特徴的なのはその卵で、雌が腹の先から葉面に一滴の液を落とし、腹を持ち上げるとそれが糸状に伸びて固まり、その先端に卵を生む。
同じ場所に何本かまとめて産卵するが、糸が細いので卵が空中に浮遊しているように見える。また、成虫は明かりに飛来する性質があり、
よく電灯の笠などにも産卵することがある。そして、古く日本ではこれが植物と誤認された。それも、3千年に一度花が咲き、
開花のときには如来が世に現れるという伝説の"うどんげ(優曇華)の花"とされたのである。
昆虫少年にとって情報の乏しかった終戦後しばらく、ぼくは新聞や雑誌で昆虫関係の記事を見るとマメに切り抜いて集め、
その当時のスクラップブックが1冊今も手元に残っている。半世紀を経過したいま、それはまことに興味深く、ぼくには昆虫民俗学的な別の価値が生じている。
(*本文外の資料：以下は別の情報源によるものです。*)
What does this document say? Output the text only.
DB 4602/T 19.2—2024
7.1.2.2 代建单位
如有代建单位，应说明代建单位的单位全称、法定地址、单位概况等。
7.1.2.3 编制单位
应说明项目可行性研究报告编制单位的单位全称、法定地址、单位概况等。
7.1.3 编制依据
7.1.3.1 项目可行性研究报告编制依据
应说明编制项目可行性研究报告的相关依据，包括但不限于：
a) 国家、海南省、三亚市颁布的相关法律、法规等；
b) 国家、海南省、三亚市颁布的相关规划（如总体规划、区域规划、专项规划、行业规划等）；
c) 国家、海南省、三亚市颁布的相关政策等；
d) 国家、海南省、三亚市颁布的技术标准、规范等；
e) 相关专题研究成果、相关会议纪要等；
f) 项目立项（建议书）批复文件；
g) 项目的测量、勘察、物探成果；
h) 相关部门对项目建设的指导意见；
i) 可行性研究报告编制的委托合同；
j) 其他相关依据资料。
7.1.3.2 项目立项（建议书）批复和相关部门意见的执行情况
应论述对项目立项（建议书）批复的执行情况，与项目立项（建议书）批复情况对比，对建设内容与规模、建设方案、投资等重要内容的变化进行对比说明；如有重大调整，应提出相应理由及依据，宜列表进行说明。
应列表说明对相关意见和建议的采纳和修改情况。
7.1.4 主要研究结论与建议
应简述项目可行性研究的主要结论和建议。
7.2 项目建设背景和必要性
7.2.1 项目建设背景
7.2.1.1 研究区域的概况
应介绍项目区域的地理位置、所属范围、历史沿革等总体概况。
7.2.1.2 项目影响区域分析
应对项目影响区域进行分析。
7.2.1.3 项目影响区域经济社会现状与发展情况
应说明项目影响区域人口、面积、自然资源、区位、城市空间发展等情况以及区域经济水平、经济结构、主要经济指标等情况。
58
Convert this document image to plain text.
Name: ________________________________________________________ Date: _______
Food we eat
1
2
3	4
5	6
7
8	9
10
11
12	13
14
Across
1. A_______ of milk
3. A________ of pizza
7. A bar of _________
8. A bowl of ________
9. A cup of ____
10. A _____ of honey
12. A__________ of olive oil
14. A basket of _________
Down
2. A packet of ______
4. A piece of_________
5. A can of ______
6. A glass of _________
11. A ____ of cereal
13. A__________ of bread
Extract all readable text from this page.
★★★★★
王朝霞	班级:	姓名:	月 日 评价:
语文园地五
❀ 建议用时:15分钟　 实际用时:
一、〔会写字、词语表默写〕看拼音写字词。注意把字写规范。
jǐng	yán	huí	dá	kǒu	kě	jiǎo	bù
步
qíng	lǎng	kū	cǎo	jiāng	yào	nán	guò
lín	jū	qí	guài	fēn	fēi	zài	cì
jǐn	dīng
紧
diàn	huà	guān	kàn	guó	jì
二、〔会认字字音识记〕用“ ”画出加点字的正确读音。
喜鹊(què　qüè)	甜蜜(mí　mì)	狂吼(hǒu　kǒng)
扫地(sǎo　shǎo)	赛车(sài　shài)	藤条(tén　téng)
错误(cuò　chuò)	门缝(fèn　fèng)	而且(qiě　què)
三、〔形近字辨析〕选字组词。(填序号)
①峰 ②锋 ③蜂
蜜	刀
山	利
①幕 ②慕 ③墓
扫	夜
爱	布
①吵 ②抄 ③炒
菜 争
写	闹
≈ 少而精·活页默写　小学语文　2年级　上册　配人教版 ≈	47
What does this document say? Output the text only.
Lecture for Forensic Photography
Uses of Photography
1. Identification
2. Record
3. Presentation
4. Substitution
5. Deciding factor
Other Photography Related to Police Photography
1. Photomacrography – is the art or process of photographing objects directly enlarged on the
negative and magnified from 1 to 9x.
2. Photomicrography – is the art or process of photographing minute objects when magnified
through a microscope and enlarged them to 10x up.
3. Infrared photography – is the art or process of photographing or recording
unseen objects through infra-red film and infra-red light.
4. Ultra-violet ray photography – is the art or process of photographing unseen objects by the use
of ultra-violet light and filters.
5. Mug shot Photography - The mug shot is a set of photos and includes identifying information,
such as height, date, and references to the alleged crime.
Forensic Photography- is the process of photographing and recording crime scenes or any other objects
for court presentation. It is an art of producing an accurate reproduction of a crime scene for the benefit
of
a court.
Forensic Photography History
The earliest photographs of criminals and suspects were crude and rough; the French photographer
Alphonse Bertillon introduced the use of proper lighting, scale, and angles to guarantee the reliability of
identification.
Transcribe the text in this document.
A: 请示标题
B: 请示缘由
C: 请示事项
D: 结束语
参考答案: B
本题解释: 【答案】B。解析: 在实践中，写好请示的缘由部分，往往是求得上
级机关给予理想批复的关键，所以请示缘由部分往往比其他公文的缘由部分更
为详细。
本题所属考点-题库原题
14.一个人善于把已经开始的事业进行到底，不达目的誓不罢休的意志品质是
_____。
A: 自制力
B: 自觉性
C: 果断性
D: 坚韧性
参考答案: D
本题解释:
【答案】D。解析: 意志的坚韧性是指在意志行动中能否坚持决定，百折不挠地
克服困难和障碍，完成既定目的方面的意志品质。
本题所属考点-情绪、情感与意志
たとえば図の新聞記事もそのひとつで、内容は「三千年に一度咲くという"うどんげの花"が江東区の誰それの自転車のスポークに十三本も咲いた」というものである。
とにかく「咲いた」で説明を終わっているところがスゴイ! まあ今でもそんな無責任な記者がいないわけではないが……。
クサカゲロウの成虫は死ねば褪変色するが、淡緑色の美しい生きた成虫を見るのは簡単である。夏に市販のマタタビの実の塩漬を皿に乗せて窓を開けておけば多数の雄が飛び込んでくる。
マタタビがネコばかりではなく、クサカゲロウも誘引することを発見したのは石井象二郎博士で、誘引成分の化学構造はネコもクサカゲロウも似るが、
感応基(ラクトンとアルコール)だけが違うという。また、クサカゲロウは雄しか誘引されないことから、この物質は交尾となんらかのかかわりがあると推定されている。
ちなみに、クサカゲロウの"クサ"は"草"ではなく、"臭い"の意味で、見かけによらず成虫には特有の強い悪臭がある。